I'm not sure why I've never read The Tenant of Wildfell Hall before, as I've read most of the Brontë sisters' other novels and despite being by Anne, the least famous sister, this one must almost certainly have been on my degree syllabus many years ago. Anyway, a recent BBC documentary on the Brontës reminded me that I hadn't, so I picked up a copy. It seems ridiculous to 'review' a classic Victorian novel, but I try to cover all the fiction I read on this blog, so these are my thoughts on it.

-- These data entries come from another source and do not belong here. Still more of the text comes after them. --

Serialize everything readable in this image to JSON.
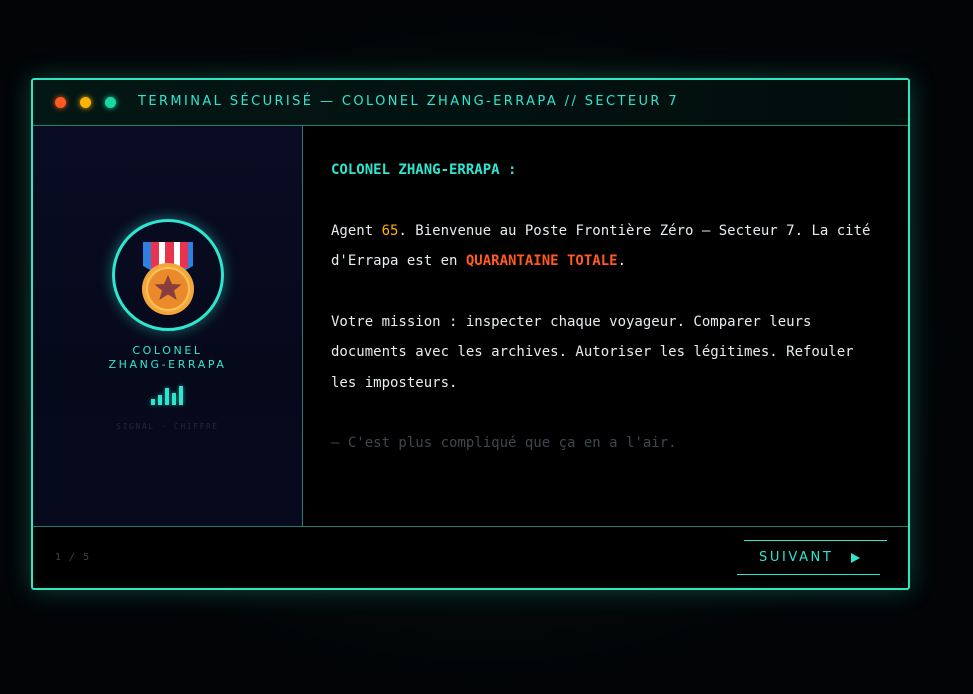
{
  "window": {
    "title": "TERMINAL SÉCURISÉ — COLONEL ZHANG-ERRAPA // SECTEUR 7"
  },
  "sidebar": {
    "speaker_name_line1": "COLONEL",
    "speaker_name_line2": "ZHANG-ERRAPA",
    "avatar_icon": "medal-icon",
    "signal_icon": "signal-bars-icon",
    "signal_caption": "SIGNAL · CHIFFRÉ"
  },
  "dialogue": {
    "speaker_label": "COLONEL ZHANG-ERRAPA :",
    "p1_before_num": "Agent ",
    "agent_number": "65",
    "p1_after_num": ". Bienvenue au Poste Frontière Zéro — Secteur 7. La cité d'Errapa est en ",
    "alert_text": "QUARANTAINE TOTALE",
    "p1_end": ".",
    "p2": "Votre mission : inspecter chaque voyageur. Comparer leurs documents avec les archives. Autoriser les légitimes. Refouler les imposteurs.",
    "aside": "— C'est plus compliqué que ça en a l'air."
  },
  "footer": {
    "page_counter": "1 / 5",
    "next_label": "SUIVANT",
    "next_icon": "play-icon"
  },
  "colors": {
    "accent": "#2ee6d0",
    "warning": "#ff5a1f",
    "highlight": "#ffb300"
  }
}
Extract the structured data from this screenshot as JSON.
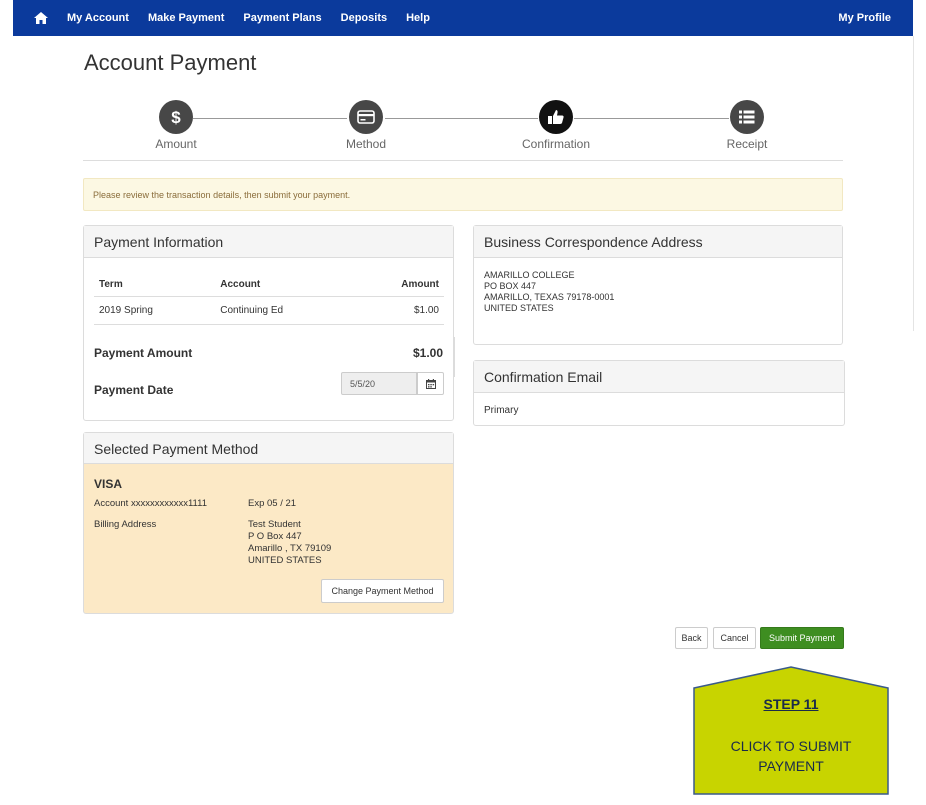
{
  "nav": {
    "items": [
      "My Account",
      "Make Payment",
      "Payment Plans",
      "Deposits",
      "Help"
    ],
    "profile": "My Profile"
  },
  "page": {
    "title": "Account Payment"
  },
  "stepper": {
    "steps": [
      {
        "label": "Amount",
        "icon": "dollar-icon"
      },
      {
        "label": "Method",
        "icon": "credit-card-icon"
      },
      {
        "label": "Confirmation",
        "icon": "thumbs-up-icon",
        "active": true
      },
      {
        "label": "Receipt",
        "icon": "list-icon"
      }
    ]
  },
  "alert": {
    "text": "Please review the transaction details, then submit your payment."
  },
  "payment_info": {
    "title": "Payment Information",
    "columns": [
      "Term",
      "Account",
      "Amount"
    ],
    "rows": [
      [
        "2019 Spring",
        "Continuing Ed",
        "$1.00"
      ]
    ],
    "amount_label": "Payment Amount",
    "amount_value": "$1.00",
    "date_label": "Payment Date",
    "date_value": "5/5/20"
  },
  "selected_method": {
    "title": "Selected Payment Method",
    "brand": "VISA",
    "account": "Account xxxxxxxxxxxx1111",
    "exp": "Exp 05 / 21",
    "billing_label": "Billing Address",
    "address": [
      "Test Student",
      "P O Box 447",
      "Amarillo , TX 79109",
      "UNITED STATES"
    ],
    "change_button": "Change Payment Method"
  },
  "business": {
    "title": "Business Correspondence Address",
    "lines": [
      "AMARILLO COLLEGE",
      "PO BOX 447",
      "AMARILLO, TEXAS 79178-0001",
      "UNITED STATES"
    ]
  },
  "confirmation_email": {
    "title": "Confirmation Email",
    "value": "Primary"
  },
  "buttons": {
    "back": "Back",
    "cancel": "Cancel",
    "submit": "Submit Payment"
  },
  "callout": {
    "step": "STEP 11",
    "text_line1": "CLICK TO SUBMIT",
    "text_line2": "PAYMENT"
  },
  "colors": {
    "nav": "#0b3a9c",
    "submit": "#3e8e21",
    "callout": "#c8d400",
    "method_panel": "#fce9c6"
  }
}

First of all, it's surprisingly gripping. Like many 19th century novels, it is more verbose than most contemporary fiction, but I found I 'got into it' after a chapter or two and soon found that I honestly couldn't put it down. It begins with the arrival of a young widow, Helen Graham, at an isolated and only partially habitable mansion, Wildfell Hall, along with her little boy. The tenants of a local gentleman, Mr Lawrence, Helen and her son are soon introduced to the small, somewhat insular local community, where we see them through the eyes of our narrator, middle-class farmer Gilbert Markham. But rumours soon start to spread. Why is Helen so defensive when questioned about her son? Why is she so fond of solitude? Is she really a widow? And could there be anything in the observation that Helen's son bears at least a superficial resemblance to her landlord?

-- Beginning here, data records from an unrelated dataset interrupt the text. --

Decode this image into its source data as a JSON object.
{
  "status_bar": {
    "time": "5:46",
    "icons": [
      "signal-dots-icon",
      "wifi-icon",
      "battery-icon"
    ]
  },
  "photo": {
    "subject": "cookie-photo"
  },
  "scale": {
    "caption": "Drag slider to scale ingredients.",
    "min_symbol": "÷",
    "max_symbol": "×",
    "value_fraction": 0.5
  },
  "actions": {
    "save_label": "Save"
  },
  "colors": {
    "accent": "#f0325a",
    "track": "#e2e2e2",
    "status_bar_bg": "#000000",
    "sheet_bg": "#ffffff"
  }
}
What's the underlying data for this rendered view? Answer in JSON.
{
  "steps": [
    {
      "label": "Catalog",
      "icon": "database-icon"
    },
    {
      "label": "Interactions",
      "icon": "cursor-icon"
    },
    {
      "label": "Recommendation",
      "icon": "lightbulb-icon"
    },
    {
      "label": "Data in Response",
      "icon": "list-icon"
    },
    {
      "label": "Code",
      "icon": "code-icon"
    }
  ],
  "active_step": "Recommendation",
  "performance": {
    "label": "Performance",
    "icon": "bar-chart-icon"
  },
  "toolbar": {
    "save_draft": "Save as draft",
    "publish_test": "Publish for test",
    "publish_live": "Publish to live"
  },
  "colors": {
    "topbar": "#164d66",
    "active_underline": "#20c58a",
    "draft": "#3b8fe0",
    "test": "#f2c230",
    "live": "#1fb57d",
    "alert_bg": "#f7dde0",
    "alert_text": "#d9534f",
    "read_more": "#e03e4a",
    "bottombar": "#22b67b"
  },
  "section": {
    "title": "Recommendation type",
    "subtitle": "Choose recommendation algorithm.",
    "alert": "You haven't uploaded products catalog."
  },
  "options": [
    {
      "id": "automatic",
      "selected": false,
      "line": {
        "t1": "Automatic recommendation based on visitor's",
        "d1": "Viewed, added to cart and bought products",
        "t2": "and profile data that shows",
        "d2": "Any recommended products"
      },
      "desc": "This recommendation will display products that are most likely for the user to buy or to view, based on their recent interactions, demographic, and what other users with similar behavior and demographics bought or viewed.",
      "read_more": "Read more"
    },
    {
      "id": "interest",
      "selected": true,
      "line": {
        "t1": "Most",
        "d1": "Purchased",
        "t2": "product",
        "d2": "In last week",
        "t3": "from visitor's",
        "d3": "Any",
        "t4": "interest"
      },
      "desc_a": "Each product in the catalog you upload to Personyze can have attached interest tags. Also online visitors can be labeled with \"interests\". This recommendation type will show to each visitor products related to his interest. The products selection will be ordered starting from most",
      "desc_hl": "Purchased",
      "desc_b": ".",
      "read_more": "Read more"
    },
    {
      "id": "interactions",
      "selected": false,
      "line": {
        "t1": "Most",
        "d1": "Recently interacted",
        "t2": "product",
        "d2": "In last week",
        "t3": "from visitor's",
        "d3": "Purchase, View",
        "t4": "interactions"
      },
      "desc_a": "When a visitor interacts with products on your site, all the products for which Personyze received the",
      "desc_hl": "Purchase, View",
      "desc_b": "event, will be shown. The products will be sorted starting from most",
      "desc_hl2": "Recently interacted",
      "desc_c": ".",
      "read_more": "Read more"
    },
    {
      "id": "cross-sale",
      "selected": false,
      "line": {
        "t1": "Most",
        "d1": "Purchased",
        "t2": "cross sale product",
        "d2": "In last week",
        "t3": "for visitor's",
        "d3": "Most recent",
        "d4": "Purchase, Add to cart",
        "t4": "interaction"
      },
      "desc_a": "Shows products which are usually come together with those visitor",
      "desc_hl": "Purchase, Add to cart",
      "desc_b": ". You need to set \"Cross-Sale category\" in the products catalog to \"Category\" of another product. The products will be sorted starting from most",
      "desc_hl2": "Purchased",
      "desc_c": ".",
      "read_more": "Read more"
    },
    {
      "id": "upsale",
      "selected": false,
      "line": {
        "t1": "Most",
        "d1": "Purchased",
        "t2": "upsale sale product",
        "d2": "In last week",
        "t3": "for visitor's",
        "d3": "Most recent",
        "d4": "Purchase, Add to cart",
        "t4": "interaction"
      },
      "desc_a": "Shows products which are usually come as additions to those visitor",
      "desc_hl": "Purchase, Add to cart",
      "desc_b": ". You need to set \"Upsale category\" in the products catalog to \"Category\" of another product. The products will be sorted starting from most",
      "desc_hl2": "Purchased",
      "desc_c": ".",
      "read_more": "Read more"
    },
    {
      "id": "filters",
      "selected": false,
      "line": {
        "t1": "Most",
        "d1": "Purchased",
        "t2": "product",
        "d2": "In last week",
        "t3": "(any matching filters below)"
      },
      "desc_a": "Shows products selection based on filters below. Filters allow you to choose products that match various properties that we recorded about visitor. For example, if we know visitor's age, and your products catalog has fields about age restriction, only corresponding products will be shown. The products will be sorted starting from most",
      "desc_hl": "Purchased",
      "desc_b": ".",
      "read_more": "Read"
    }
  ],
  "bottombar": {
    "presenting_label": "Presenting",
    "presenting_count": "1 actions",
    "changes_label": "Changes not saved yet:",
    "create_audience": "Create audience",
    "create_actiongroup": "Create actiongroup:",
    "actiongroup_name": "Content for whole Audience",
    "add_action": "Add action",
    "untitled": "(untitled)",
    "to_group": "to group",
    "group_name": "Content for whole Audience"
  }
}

What then unfolds is a remarkably dark tale of alcoholism, infidelity, abuse and a marriage so toxic it still has the power to shock, even 150 years later - perhaps because, despite shifts in values and the rights of women since the book was written, the behaviour of the characters is all so recognisable. The portrait of Helen's marriage is utterly believable and not at all far from the experience of many women today - divorce might be easier for British women in the 21st century, and certainly less of a disgrace, but aside from that, Helen's situation has numerous contemporary parallels.

This is not one of those books when the wronged heroine is a faultless angel; Helen at the start of her story is in fact both naive and stubborn. However, she is pleasingly resilient and self-sufficient, and unwilling to suffer fools gladly. Neither is Gilbert particularly heroic - he begins the book as a somewhat immature, impulsive young man, but develops with considerable decency and resourcefulness as the story progresses. There are strong feminist undertones to the novel, which are, given the subject matter, very pertinent to Helen's situation.

I wasn't immensely keen on the end of the book - the plot, for Helen and Gilbert, is resolved in much the way that I had hoped, but there is one major story element that seems to fizzle out somewhat in a way that's simply too convenient and I might have liked this to be a little more dramatic. But then, I suppose, the book would have become a gothic melodrama, and despite what people might think of the Brontës, that is not what their books are.